The UK’s new residential flood insurance scheme will enable insurers to offer affordable policies to the many owners of properties at risk of flooding. It works by charging all home insurers a fee which with other charges to insurers using the scheme will pay for flood claims.

All home owners are likely to find that they are chipping in as insurers add a small amount to all policies to cover the fees they pay to the scheme. So we will all subsidise the policies of homes that are in flood areas.

The price of the flood element of an insurance policy will be fixed according to the home’s council tax band. A home owner in band A would pay £210 a year for buildings and contents flood cover, rising to £1,200 for band H.

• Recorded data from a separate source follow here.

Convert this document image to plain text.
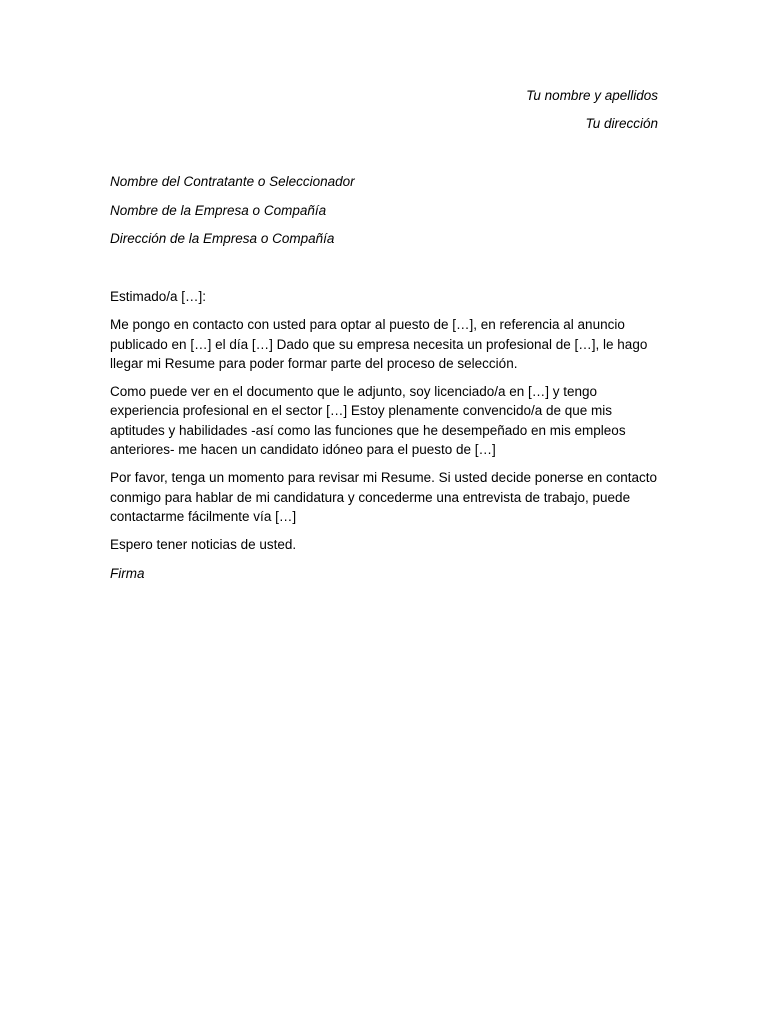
Tu nombre y apellidos
Tu dirección
Nombre del Contratante o Seleccionador
Nombre de la Empresa o Compañía
Dirección de la Empresa o Compañía

Estimado/a […]:

Me pongo en contacto con usted para optar al puesto de […], en referencia al anuncio publicado en […] el día […] Dado que su empresa necesita un profesional de […], le hago llegar mi Resume para poder formar parte del proceso de selección.

Como puede ver en el documento que le adjunto, soy licenciado/a en […] y tengo experiencia profesional en el sector […] Estoy plenamente convencido/a de que mis aptitudes y habilidades -así como las funciones que he desempeñado en mis empleos anteriores- me hacen un candidato idóneo para el puesto de […]

Por favor, tenga un momento para revisar mi Resume. Si usted decide ponerse en contacto conmigo para hablar de mi candidatura y concederme una entrevista de trabajo, puede contactarme fácilmente vía […]

Espero tener noticias de usted.

Firma
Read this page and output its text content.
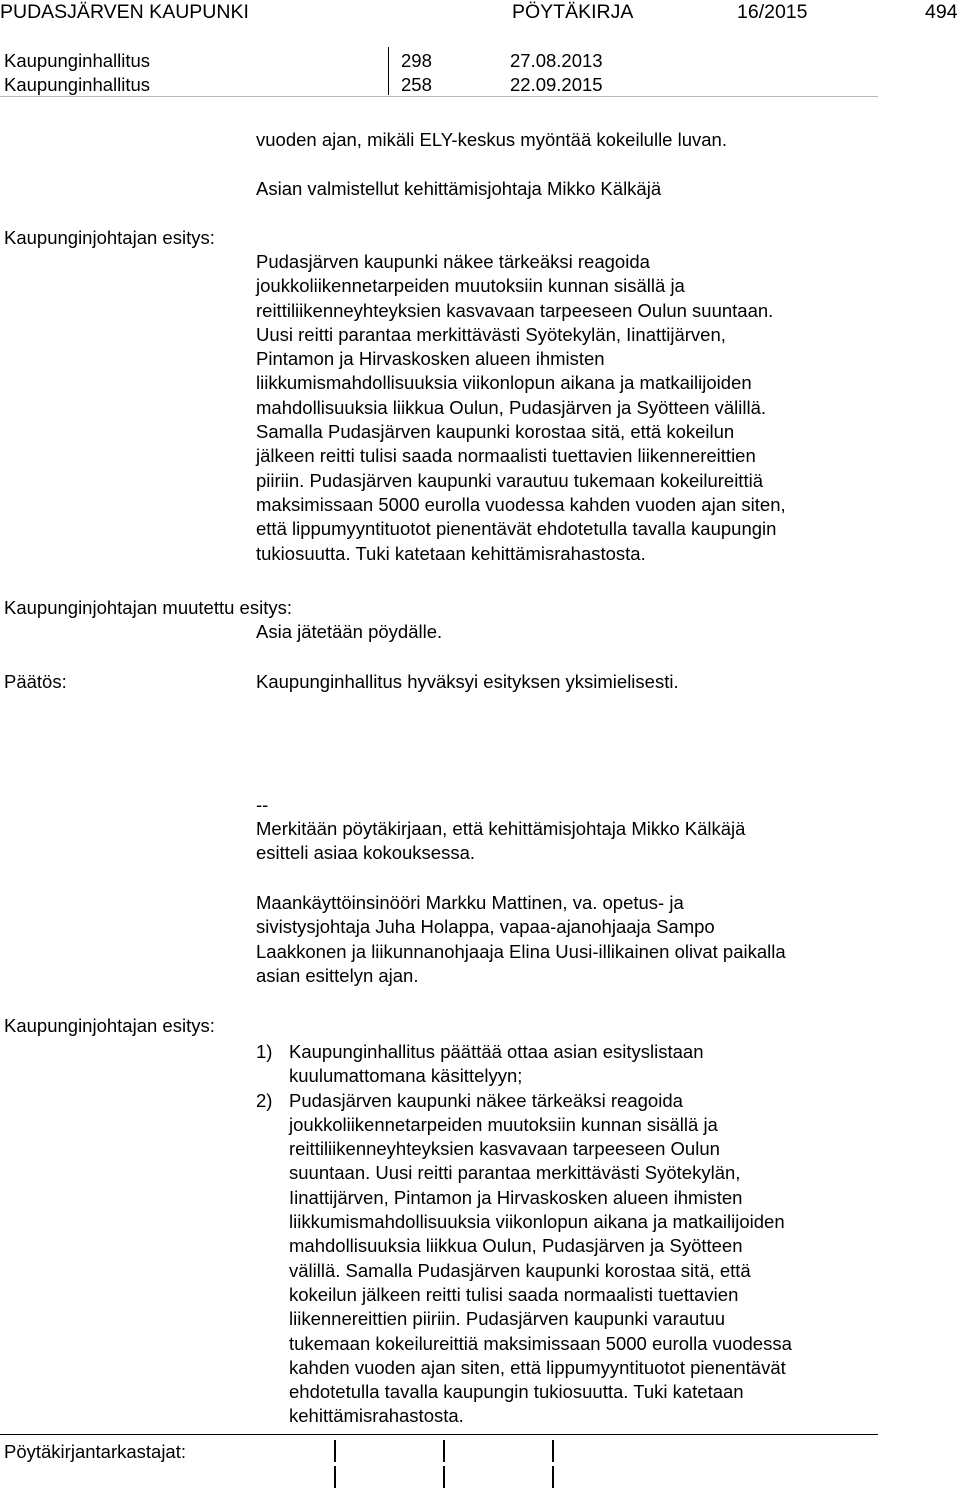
PUDASJÄRVEN KAUPUNKI	PÖYTÄKIRJA	16/2015	494
Kaupunginhallitus	298	27.08.2013
Kaupunginhallitus	258	22.09.2015
vuoden ajan, mikäli ELY-keskus myöntää kokeilulle luvan.
Asian valmistellut kehittämisjohtaja Mikko Kälkäjä
Kaupunginjohtajan esitys:
Pudasjärven kaupunki näkee tärkeäksi reagoida
joukkoliikennetarpeiden muutoksiin kunnan sisällä ja
reittiliikenneyhteyksien kasvavaan tarpeeseen Oulun suuntaan.
Uusi reitti parantaa merkittävästi Syötekylän, Iinattijärven,
Pintamon ja Hirvaskosken alueen ihmisten
liikkumismahdollisuuksia viikonlopun aikana ja matkailijoiden
mahdollisuuksia liikkua Oulun, Pudasjärven ja Syötteen välillä.
Samalla Pudasjärven kaupunki korostaa sitä, että kokeilun
jälkeen reitti tulisi saada normaalisti tuettavien liikennereittien
piiriin. Pudasjärven kaupunki varautuu tukemaan kokeilureittiä
maksimissaan 5000 eurolla vuodessa kahden vuoden ajan siten,
että lippumyyntituotot pienentävät ehdotetulla tavalla kaupungin
tukiosuutta. Tuki katetaan kehittämisrahastosta.
Kaupunginjohtajan muutettu esitys:
Asia jätetään pöydälle.
Päätös:	Kaupunginhallitus hyväksyi esityksen yksimielisesti.
--
Merkitään pöytäkirjaan, että kehittämisjohtaja Mikko Kälkäjä
esitteli asiaa kokouksessa.
Maankäyttöinsinööri Markku Mattinen, va. opetus- ja
sivistysjohtaja Juha Holappa, vapaa-ajanohjaaja Sampo
Laakkonen ja liikunnanohjaaja Elina Uusi-illikainen olivat paikalla
asian esittelyn ajan.
Kaupunginjohtajan esitys:
1) Kaupunginhallitus päättää ottaa asian esityslistaan
kuulumattomana käsittelyyn;
2) Pudasjärven kaupunki näkee tärkeäksi reagoida
joukkoliikennetarpeiden muutoksiin kunnan sisällä ja
reittiliikenneyhteyksien kasvavaan tarpeeseen Oulun
suuntaan. Uusi reitti parantaa merkittävästi Syötekylän,
Iinattijärven, Pintamon ja Hirvaskosken alueen ihmisten
liikkumismahdollisuuksia viikonlopun aikana ja matkailijoiden
mahdollisuuksia liikkua Oulun, Pudasjärven ja Syötteen
välillä. Samalla Pudasjärven kaupunki korostaa sitä, että
kokeilun jälkeen reitti tulisi saada normaalisti tuettavien
liikennereittien piiriin. Pudasjärven kaupunki varautuu
tukemaan kokeilureittiä maksimissaan 5000 eurolla vuodessa
kahden vuoden ajan siten, että lippumyyntituotot pienentävät
ehdotetulla tavalla kaupungin tukiosuutta. Tuki katetaan
kehittämisrahastosta.
Pöytäkirjantarkastajat:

The Association of British Insurers is advising home owners to wait and shop around rather than rush to renew a policy before it is due as there will be more choice as more insurers sign up.

In the small print there are various limitations, for example homes built since 2009 will not be covered to discourage further development on flood plains.

According to a report from Fitch Ratings it reduces the financial incentive for policyholders to make flood resilience improvements to their properties and for the government to invest in flood defences. So while some of the money will go towards improving flood defences, the scheme is certainly not a solution to the problem of homes flooding. Would the outcome have been different if King Canute had been able to apply to this new scheme? Perhaps the real question is should we be insuring these properties or knocking them down and rebuilding in more sensible locations?